Annuity distributors crave additional benefits but they chafe at increasingly complex product designs, according to a recent survey conducted by The Phoenix Companies, at the National Association for Fixed Annuities’ 2013 NAFA IMO Summit in Aspen, Colo., held Oct. 16-18. Better carrier illustration tools could help to reconcile these antagonistic demands, suggests Mark Fitzgerald, national sales manager for Saybrus Partners, Phoenix’s distribution subsidiary.
“For both carriers and advisors, finding the right balance between products that can address multiple needs and products that are less complex will continue to be a challenge,” comments Fitzgerald. “For carriers, that might mean developing better illustration tools. For IMOs and agents, it points to the critical role education and advice play in navigating the breadth and complexity of solutions found in the retirement marketplace.”
The survey contrasted annuity professionals’ opinions about the most desirable annuity features over the past 12 months and during the coming year. Nearly 70 percent identified guaranteed lifetime withdrawal benefits (GLWB) as a “must have” feature for annuities sales during the preceding year, with no other options rising above 5 percent. Over the coming year, however,
GLWB dropped to 37 percent, as other benefits have become desirable, including “choice of combination benefits” (25%), “alternate index strategies or indices” (11%), and “principal preservation income riders” (10%).
But while respondents showed interest in products that offer “a choice of combination benefits,” 44 percent expressed a preference for manufacturers to develop “less complex product designs” during the next 12 months. Eighteen percent of respondents selected both “better illustration tools” and “improved mobile application tools” as an area of focus for annuity manufacturers in the coming year. Thirteen percent selected “multi-product platform solutions.”
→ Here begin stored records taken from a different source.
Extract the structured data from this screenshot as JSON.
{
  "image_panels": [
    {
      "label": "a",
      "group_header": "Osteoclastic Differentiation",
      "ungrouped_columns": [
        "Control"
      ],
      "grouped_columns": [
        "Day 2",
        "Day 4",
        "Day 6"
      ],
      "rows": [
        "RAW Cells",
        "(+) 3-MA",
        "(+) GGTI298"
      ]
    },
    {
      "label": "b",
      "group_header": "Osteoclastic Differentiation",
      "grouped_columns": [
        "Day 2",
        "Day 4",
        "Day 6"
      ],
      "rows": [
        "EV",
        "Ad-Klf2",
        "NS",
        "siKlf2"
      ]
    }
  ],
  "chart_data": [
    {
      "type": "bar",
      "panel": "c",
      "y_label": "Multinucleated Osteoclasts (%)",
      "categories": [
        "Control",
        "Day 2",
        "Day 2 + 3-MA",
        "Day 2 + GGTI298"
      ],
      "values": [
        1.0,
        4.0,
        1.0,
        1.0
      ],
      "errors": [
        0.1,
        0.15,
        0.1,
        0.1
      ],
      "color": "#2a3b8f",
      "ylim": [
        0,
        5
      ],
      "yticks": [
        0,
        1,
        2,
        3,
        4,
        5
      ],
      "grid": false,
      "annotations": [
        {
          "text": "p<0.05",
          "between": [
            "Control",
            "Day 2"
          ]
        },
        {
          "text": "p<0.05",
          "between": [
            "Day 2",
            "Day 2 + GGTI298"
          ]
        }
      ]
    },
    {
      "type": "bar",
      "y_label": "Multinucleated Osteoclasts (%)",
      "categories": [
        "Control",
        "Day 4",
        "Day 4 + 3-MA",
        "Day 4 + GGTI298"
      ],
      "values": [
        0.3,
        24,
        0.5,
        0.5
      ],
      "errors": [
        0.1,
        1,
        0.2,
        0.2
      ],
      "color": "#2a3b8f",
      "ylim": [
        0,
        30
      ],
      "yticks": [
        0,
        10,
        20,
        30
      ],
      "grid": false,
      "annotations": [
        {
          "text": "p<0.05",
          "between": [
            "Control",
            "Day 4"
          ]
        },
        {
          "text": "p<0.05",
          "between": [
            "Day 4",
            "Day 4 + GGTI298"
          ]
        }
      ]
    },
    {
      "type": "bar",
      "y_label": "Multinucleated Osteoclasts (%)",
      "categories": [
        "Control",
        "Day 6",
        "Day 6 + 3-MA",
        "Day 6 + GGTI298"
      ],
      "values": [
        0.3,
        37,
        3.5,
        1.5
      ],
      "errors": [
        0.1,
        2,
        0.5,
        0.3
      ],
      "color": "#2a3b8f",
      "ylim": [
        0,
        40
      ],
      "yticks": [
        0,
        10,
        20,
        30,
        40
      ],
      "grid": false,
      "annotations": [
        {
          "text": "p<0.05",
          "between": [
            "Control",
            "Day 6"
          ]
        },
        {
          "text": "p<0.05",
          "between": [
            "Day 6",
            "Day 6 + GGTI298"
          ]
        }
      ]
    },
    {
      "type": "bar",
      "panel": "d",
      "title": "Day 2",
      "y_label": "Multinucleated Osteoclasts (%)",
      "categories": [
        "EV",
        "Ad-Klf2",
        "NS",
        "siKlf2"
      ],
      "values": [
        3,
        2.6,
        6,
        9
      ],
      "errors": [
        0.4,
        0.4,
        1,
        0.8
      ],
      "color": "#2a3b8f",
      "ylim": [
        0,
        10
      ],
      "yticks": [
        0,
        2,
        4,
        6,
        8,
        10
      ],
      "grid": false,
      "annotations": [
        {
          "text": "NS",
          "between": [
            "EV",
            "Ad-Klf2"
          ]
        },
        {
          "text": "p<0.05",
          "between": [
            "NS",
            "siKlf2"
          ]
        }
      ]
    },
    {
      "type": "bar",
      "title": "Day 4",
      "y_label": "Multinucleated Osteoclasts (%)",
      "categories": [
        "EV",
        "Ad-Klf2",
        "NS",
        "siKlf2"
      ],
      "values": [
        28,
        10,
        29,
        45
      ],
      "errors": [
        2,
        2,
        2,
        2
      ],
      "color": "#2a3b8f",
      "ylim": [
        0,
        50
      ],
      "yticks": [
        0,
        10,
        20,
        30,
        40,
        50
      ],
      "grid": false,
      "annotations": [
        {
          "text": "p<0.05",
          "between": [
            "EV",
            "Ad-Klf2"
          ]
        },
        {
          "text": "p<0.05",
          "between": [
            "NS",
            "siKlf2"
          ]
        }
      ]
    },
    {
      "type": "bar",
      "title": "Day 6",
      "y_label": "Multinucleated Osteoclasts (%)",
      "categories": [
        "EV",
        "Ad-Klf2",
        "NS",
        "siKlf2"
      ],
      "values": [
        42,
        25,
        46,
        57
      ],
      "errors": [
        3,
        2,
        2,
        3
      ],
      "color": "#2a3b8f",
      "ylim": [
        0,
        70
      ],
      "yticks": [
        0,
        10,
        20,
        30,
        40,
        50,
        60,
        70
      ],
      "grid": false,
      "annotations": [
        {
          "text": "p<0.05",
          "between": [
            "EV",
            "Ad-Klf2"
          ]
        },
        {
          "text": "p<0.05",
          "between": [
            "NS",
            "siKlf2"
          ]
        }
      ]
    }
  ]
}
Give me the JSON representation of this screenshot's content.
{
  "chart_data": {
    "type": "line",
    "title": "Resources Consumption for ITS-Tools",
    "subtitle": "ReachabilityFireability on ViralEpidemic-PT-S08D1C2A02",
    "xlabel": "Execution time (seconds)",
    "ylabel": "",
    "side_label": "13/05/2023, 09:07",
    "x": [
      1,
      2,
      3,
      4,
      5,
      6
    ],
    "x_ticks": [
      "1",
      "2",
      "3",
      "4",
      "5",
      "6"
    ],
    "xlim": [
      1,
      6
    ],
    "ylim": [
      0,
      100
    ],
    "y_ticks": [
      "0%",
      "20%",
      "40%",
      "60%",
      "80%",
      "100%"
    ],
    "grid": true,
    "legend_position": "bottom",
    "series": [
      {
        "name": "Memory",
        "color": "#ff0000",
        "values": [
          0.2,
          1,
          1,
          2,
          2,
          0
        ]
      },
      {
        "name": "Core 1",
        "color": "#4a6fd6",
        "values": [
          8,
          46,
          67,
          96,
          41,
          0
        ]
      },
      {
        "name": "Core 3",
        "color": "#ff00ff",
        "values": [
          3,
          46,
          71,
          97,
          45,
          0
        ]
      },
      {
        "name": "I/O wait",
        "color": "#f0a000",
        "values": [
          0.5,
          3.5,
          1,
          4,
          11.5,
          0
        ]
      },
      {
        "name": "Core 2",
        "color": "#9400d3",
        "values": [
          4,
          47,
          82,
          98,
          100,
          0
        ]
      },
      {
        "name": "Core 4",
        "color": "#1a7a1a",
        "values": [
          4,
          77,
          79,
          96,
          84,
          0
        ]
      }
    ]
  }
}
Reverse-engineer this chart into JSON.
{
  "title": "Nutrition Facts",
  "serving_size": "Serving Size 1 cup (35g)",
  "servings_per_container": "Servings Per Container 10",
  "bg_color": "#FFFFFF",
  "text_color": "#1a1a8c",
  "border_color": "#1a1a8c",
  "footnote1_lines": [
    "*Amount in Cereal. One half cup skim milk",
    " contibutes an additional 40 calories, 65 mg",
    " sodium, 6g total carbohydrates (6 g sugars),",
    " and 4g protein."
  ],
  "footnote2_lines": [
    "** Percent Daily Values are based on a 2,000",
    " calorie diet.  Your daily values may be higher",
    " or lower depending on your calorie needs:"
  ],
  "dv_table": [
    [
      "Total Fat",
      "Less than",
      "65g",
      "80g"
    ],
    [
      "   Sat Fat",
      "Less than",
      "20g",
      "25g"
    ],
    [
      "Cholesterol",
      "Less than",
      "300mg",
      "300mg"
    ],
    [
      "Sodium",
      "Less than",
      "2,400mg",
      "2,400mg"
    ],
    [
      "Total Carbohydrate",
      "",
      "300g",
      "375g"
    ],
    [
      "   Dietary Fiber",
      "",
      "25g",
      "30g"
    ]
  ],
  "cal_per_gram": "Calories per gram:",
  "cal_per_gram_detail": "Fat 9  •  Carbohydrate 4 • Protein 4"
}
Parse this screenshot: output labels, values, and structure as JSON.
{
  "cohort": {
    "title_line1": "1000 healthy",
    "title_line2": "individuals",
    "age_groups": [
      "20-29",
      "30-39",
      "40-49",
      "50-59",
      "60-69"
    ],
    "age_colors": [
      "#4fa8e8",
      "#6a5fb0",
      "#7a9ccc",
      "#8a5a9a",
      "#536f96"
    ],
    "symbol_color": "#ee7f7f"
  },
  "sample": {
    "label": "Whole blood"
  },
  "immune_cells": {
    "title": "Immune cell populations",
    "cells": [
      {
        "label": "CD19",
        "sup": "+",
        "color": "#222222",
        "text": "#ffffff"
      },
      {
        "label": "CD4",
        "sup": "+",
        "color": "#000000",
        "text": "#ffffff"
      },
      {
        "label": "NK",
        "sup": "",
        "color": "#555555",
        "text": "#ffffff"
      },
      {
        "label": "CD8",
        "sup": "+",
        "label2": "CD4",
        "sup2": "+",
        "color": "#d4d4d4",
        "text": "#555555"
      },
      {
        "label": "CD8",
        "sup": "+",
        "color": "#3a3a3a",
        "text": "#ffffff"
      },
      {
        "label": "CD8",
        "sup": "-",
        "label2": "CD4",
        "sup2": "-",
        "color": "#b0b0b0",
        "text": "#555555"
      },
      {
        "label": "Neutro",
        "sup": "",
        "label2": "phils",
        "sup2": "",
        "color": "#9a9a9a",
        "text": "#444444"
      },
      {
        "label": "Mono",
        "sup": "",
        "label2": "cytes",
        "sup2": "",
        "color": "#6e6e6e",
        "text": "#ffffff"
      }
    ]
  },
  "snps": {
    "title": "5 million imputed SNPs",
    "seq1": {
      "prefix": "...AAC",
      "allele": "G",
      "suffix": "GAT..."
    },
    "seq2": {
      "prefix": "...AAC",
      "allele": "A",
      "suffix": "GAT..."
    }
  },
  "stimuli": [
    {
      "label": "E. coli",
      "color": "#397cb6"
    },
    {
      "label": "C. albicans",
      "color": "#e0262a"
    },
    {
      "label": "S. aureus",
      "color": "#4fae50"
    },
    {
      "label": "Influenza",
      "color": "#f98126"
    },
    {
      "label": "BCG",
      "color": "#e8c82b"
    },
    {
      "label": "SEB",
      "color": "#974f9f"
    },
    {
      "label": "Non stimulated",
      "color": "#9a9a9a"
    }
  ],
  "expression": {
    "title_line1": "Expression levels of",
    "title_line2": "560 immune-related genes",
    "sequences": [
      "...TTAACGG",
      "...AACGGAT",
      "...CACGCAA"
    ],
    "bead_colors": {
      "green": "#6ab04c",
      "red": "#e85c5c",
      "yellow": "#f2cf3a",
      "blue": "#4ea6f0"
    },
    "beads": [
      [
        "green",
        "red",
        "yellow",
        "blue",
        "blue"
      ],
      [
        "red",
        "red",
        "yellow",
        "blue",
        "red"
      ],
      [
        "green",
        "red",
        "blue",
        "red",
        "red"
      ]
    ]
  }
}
These shifting demands on the part of annuity professionals – and ultimately their customers – require responsive changes in carrier technology supporting both distribution channels and back-end systems, according to Tom Benton, principal, Novarica. “Changes in the tech vendor space, such as the recent merger of iPipeline and Aplifi, along with increased carrier interest in modern policy administration systems, could mean that carriers dependent on development for new product lines will have longer lead times to launch products,” says Benton. “Carriers may also see delays if their annuity administration systems do not support a flexible product development process.”
“The Phoenix Companies survey points out the pressures on carrier IT teams and vendors to provide changes for products customers want, but to do so with a response closer to ‘Internet time’ – much faster than they have been able to provide in the past,” Benton adds.
Providing an increasing range of products and features has been critical to carriers’ competitive position for some time, with other riders having dominated demand in recent years, according to Rob McIsaac, principal, Novarica. “This highlights the need for carriers to have more flexible and responsive systems,” he says.
The current shift in demand may help fuel carriers’ review of their current capabilities and, in turn, stimulate interest in policy administration platforms, McIsaac notes. “I suspect this could also create a need for carriers to think more about how to segment new business efforts from legacy products and closed books of business,” he adds. “It’s hard to climb a mountain with an elephant on your back.”